3: Our database synchronisation system. At one time the processor usage caused by synchronising our databases was as high as 70%. This did scale back as a percentage when we upgraded to systems with faster processors but it was still very high and we saw the usage steadily increasing as our customers generated more data per minute. In this case, we developed a new process called Dispatcher to handle this traffic and we dramatically reduced processor usage to just 0.1%.
4: Cluster management, node health monitoring & node deployment. Before our rewrite, this heavily relied on Microsoft-specific operating system features, especially the node health monitoring and node deployment features. We've now rewritten all of these to also be operating system agnostic and processor independent.
So let's look at some net results. Previously our webhooks (where one server specifically sends out a small update to one or more servers in the cluster) took an average of 6 seconds for a full cluster-wide update. The new code which is multithreaded when it comes to network usage has reduced this time to just 0.3 seconds. That's a 20x performance improvement.
When it comes to Dispatcher, this was a ginormous change for us as everything that keeps our servers in sync with one another utilised our previous system. The old system was so encompassing it didn't even have a name because it wasn't thought of as one specific object, the code was interspersed with so many other functions and features that it was almost omnipresent throughout our code.
This has all changed with Dispatcher which provides a standardised interface for reading and writing to our databases and it provides a framework for our cluster nodes to provide data in the most passive (and thus least resource-intensive) way possible through the use of packaging up node updates and having a singular chosen master node for each geographical region temporarily selected as a collector, processor and distributor of database updates.
You can think of Dispatcher a lot like a train network. Each node operates its own train that is constantly going around the track to all the other nodes and picking up data. Master nodes pick up data from non-Masters, they process the data and then carefully decide where in the database that data should be inserted. It is then repackaged by the Master and presented to any trains that come by from non-Masters which pick up those updates.
Every few minutes the nodes hold a vote and the node with the most free resources and best uptime is chosen to act as the master for that geographical region. The way we stop conflicts from having multiple master nodes able to distribute updates simultaneously is by having clearly defined containers, merge conflict resolution and a database that is built around a structured 1-minute time table.
Each minute in the real world is accounted for in the database with a master node attached to it for that specific minute and geographical region. That node and only that node can perform maintenance and alterations unless the nodes agree to remove it from that minute and assign another node, thus allowing another node to become the master over that minute. Any node can read from a minute but only masters can perform alterations and writes.
What all this results in is a high-performance database synchronisation system that scales to however many server nodes we have and most importantly with the least amount of processor and storage burden.

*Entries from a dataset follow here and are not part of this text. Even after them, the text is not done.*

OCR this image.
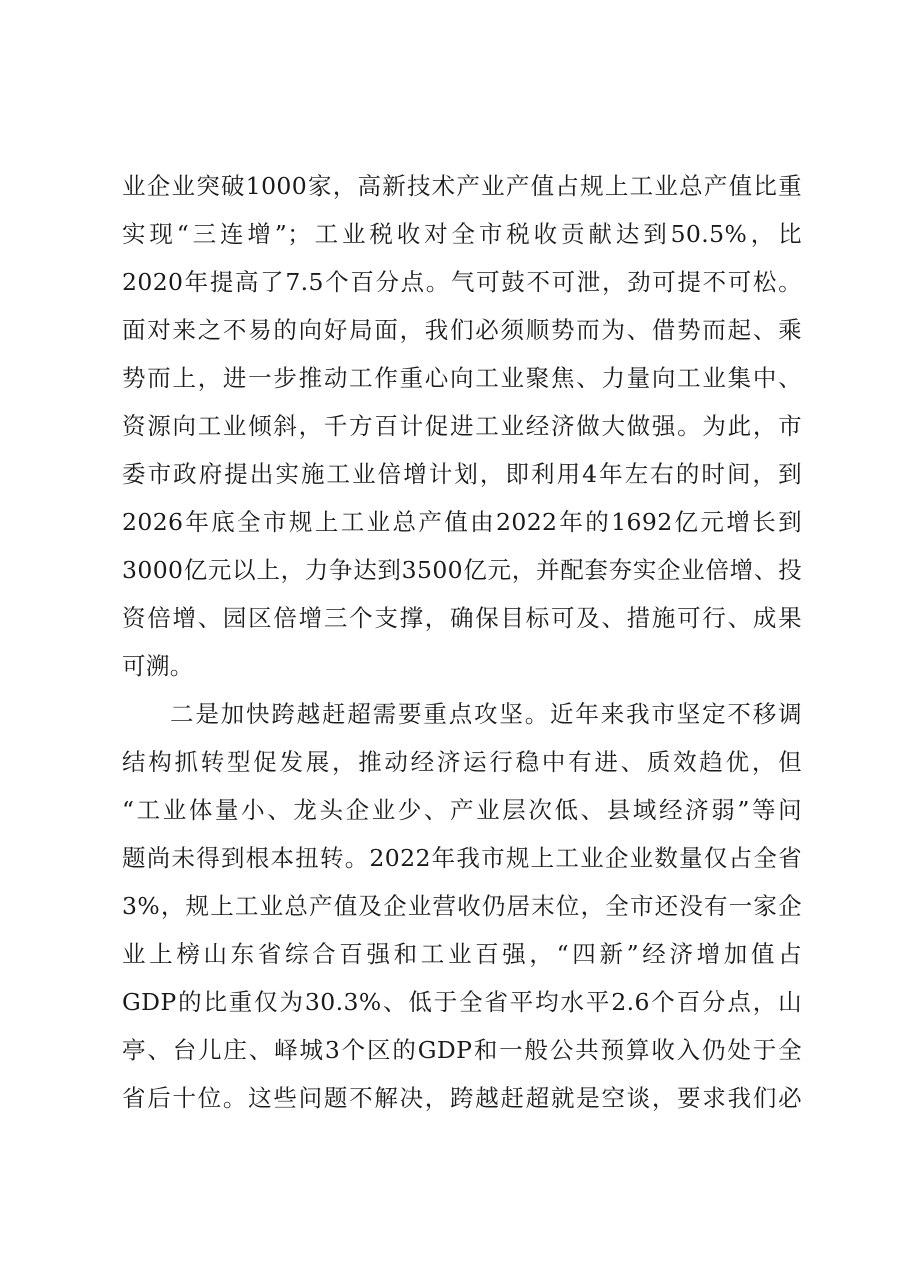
业企业突破1000家，高新技术产业产值占规上工业总产值比重
实现“三连增”；工业税收对全市税收贡献达到50.5%，比
2020年提高了7.5个百分点。气可鼓不可泄，劲可提不可松。
面对来之不易的向好局面，我们必须顺势而为、借势而起、乘
势而上，进一步推动工作重心向工业聚焦、力量向工业集中、
资源向工业倾斜，千方百计促进工业经济做大做强。为此，市
委市政府提出实施工业倍增计划，即利用4年左右的时间，到
2026年底全市规上工业总产值由2022年的1692亿元增长到
3000亿元以上，力争达到3500亿元，并配套夯实企业倍增、投
资倍增、园区倍增三个支撑，确保目标可及、措施可行、成果
可溯。
二是加快跨越赶超需要重点攻坚。近年来我市坚定不移调
结构抓转型促发展，推动经济运行稳中有进、质效趋优，但
“工业体量小、龙头企业少、产业层次低、县域经济弱”等问
题尚未得到根本扭转。2022年我市规上工业企业数量仅占全省
3%，规上工业总产值及企业营收仍居末位，全市还没有一家企
业上榜山东省综合百强和工业百强，“四新”经济增加值占
GDP的比重仅为30.3%、低于全省平均水平2.6个百分点，山
亭、台儿庄、峄城3个区的GDP和一般公共预算收入仍处于全
省后十位。这些问题不解决，跨越赶超就是空谈，要求我们必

While performing all these code rewrites and refactors we also investigated new technologies and tuned our execution environments for the code we author. To that end, we upgraded to the latest PHP v8.2.6 across our entire service including all our webpages. During this upgrade process, we also engaged the latest JIT compiler present since PHP v8 as we saw massive improvements in page load times across the site with no regressions.
So that's the update for today, we hope you enjoyed this look at what we've been up to and the illustrations.
Thanks for reading and have a wonderful week.